Of course, as long as consumers are suspicious of getting out at all, the surge in shopping at home will help boost United Parcel Service's business.
2. Visa had the solution before the problem was clear
Credit card middleman Visa (NYSE:V) conceded at the end of March that its total transactions were down. Specifically, total transactions fell 2% worldwide for the month in question, while payment volumes in the United States slumped 4% in March. The official statement explained, "as countries have imposed social distancing, shelter-in-place or total lock-down orders, domestic spending, most notably in travel, restaurants, entertainment, and fuel, has sharply declined week on week with a meaningful deterioration in volume and transaction trends in the second half of March."
Lockdowns likely made things worse in the meantime, even if the slow and rolling end to shelter-in-place orders is allowing people to get out and about again. Visa shares have recovered most of what they lost in March, but lingering economic weakness -- and hesitant consumerism -- could keep transactions crimped for the foreseeable future.
For the crowd of consumers that's feeling a bit braver, Visa already offers a way to make in-person purchases with a minimal amount of actual touching. Its tap-to-pay cards don't require anything more than holding them near a properly equipped cash register, and near-field radio communications do the rest. In other cases, simply tapping the card to the register (as opposed to a full swipe) will do the trick.
The idea hadn't caught on in a big way in the United States. Global Payments cited data from A.T. Kearney last year suggesting that only about 3.5% of card-based payments in the U.S. were contactless transactions. Fear of contracting the coronavirus or another contagious virus could ramp that number up in a hurry, playing right into the hand Visa's been holding for a while now.
3. Constellation Brands continues offensive
Finally, Constellation Brands (NYSE:STZ) (NYSE:STZ.B) isn't exactly a household name, but the alcoholic brands it makes and markets are far more familiar. Constellation is the name behind Corona beer, Robert Mondavi wine, and Svedka vodka, just to name a few.

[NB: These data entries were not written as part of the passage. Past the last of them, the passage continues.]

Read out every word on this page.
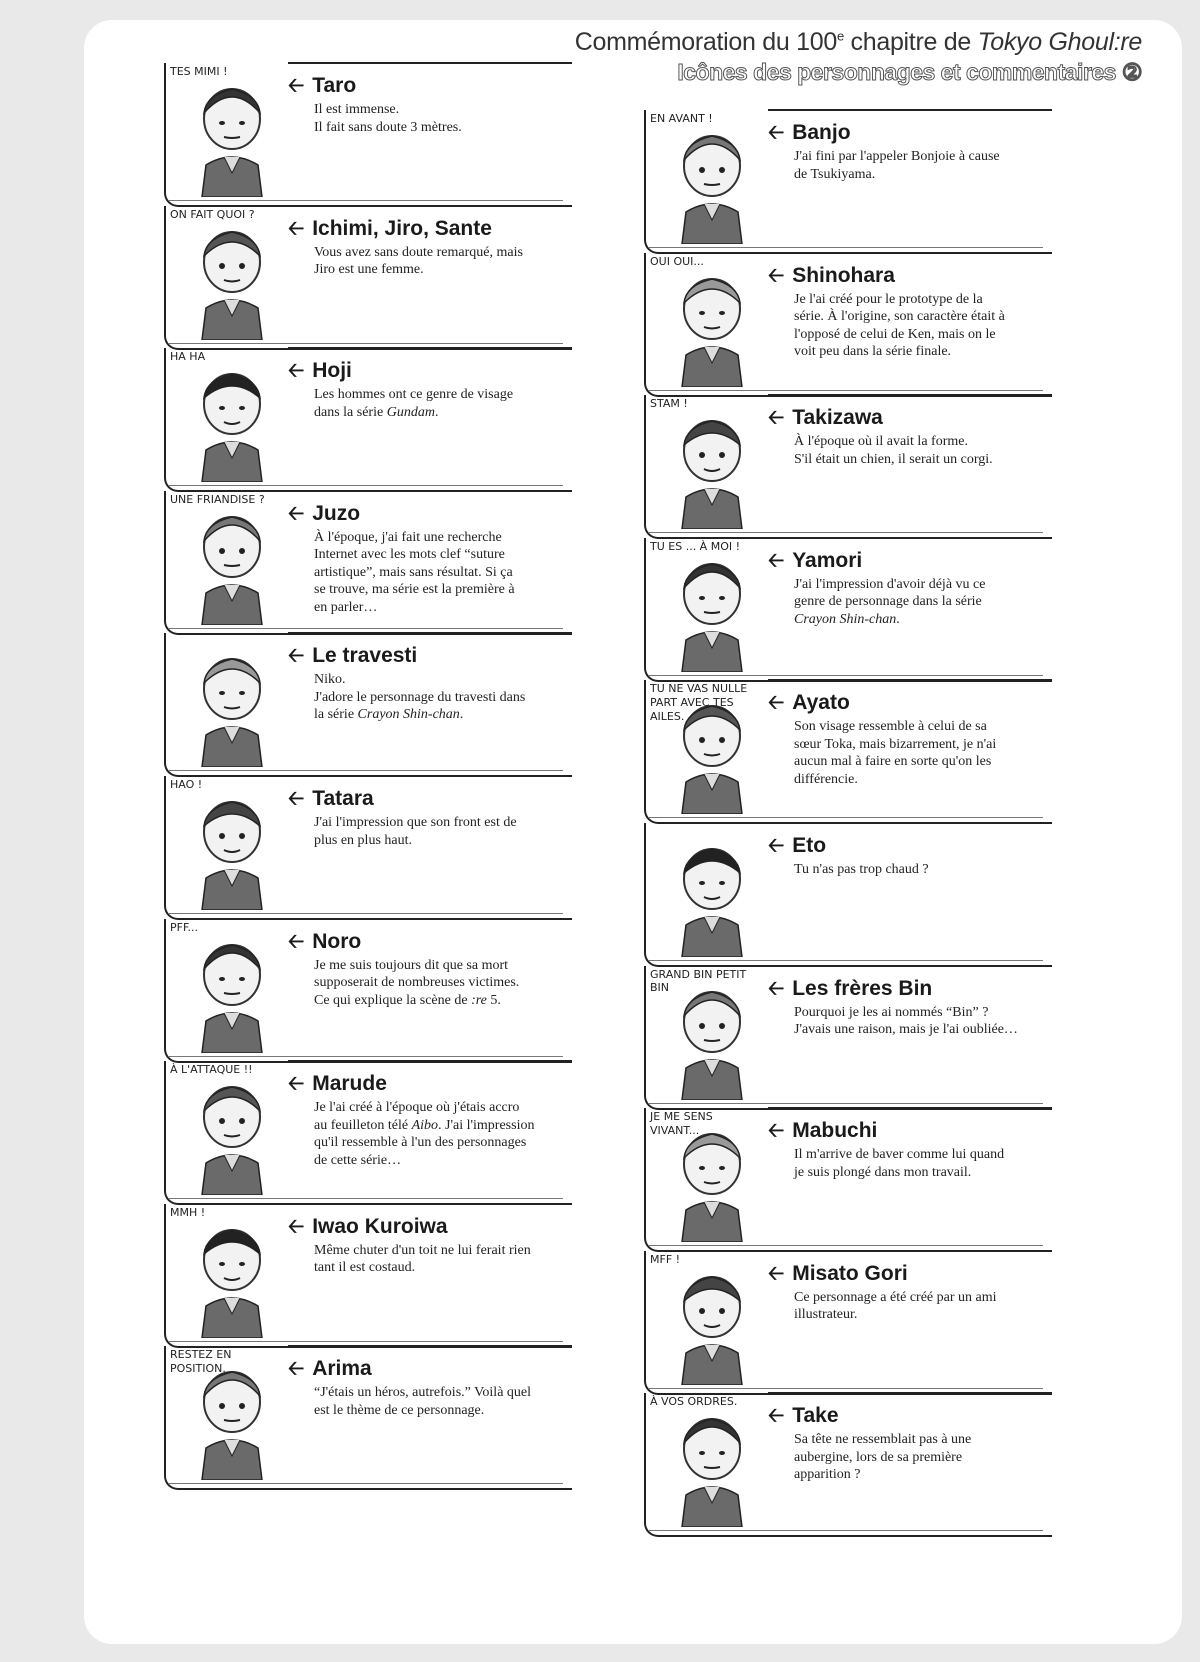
Commémoration du 100e chapitre de Tokyo Ghoul:re
Icônes des personnages et commentaires ②
TES MIMI !
🡠 Taro
Il est immense.
Il fait sans doute 3 mètres.
ON FAIT QUOI ?
🡠 Ichimi, Jiro, Sante
Vous avez sans doute remarqué, mais
Jiro est une femme.
HA HA
🡠 Hoji
Les hommes ont ce genre de visage
dans la série Gundam.
UNE FRIANDISE ?
🡠 Juzo
À l'époque, j'ai fait une recherche
Internet avec les mots clef “suture
artistique”, mais sans résultat. Si ça
se trouve, ma série est la première à
en parler…
🡠 Le travesti
Niko.
J'adore le personnage du travesti dans
la série Crayon Shin-chan.
HAO !
🡠 Tatara
J'ai l'impression que son front est de
plus en plus haut.
PFF...
🡠 Noro
Je me suis toujours dit que sa mort
supposerait de nombreuses victimes.
Ce qui explique la scène de :re 5.
À L'ATTAQUE !!
🡠 Marude
Je l'ai créé à l'époque où j'étais accro
au feuilleton télé Aibo. J'ai l'impression
qu'il ressemble à l'un des personnages
de cette série…
MMH !
🡠 Iwao Kuroiwa
Même chuter d'un toit ne lui ferait rien
tant il est costaud.
RESTEZ EN POSITION.	🡠 Arima
“J'étais un héros, autrefois.” Voilà quel
est le thème de ce personnage.
EN AVANT !
🡠 Banjo
J'ai fini par l'appeler Bonjoie à cause
de Tsukiyama.
OUI OUI...
🡠 Shinohara
Je l'ai créé pour le prototype de la
série. À l'origine, son caractère était à
l'opposé de celui de Ken, mais on le
voit peu dans la série finale.
STAM !
🡠 Takizawa
À l'époque où il avait la forme.
S'il était un chien, il serait un corgi.
TU ES ... À MOI !
🡠 Yamori
J'ai l'impression d'avoir déjà vu ce
genre de personnage dans la série
Crayon Shin-chan.
TU NE VAS NULLE PART AVEC TES AILES.
🡠 Ayato
Son visage ressemble à celui de sa
sœur Toka, mais bizarrement, je n'ai
aucun mal à faire en sorte qu'on les
différencie.
🡠 Eto
Tu n'as pas trop chaud ?
GRAND BIN PETIT BIN	🡠 Les frères Bin
Pourquoi je les ai nommés “Bin” ?
J'avais une raison, mais je l'ai oubliée…
JE ME SENS VIVANT...	🡠 Mabuchi
Il m'arrive de baver comme lui quand
je suis plongé dans mon travail.
MFF !
🡠 Misato Gori
Ce personnage a été créé par un ami
illustrateur.
À VOS ORDRES.
🡠 Take
Sa tête ne ressemblait pas à une
aubergine, lors de sa première
apparition ?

Worldwide lockdowns have proven problematic for the company. While plenty of consumers still enjoy a drink at home rather than in the restaurants and bars that have been closed of late, getting goods to retailers and then consumers hasn't necessarily been easy. CEO Bill Newlands commented in early April that shutdowns ultimately work "to our advantage," but we've yet to see or hear any numbers and whether they have been impacted by coronavirus-related shutdowns.
Also weighing on the stock is a concern that the company may run out of beer to sell and perhaps the lack of guidance for the current quarter and year. The stock's only retraced about two-thirds of its late-February/early-March loss.
While many other companies are learning how to play defense against the coronavirus backdrop though, Constellation Brands is still playing aggressive offense. For example, it's continued to up its stake in cannabis company Canopy Growth (NASDAQ:CGC) despite Canopy's woes, anticipating a time when cannabis is the basis for a huge piece of the consumer goods market. The company also continues to push its recently launched Corona hard seltzer line, plugging into a craze that's catapulted a small company called Mark Anthony Brands to the head of that fast-growing class. It even continued to promote the unfortunately named brand of seltzers after the coronavirus made landfall in the United States.
It means little in the wake of COVID-19 disruptions, but the investments will pay off once the dust settles.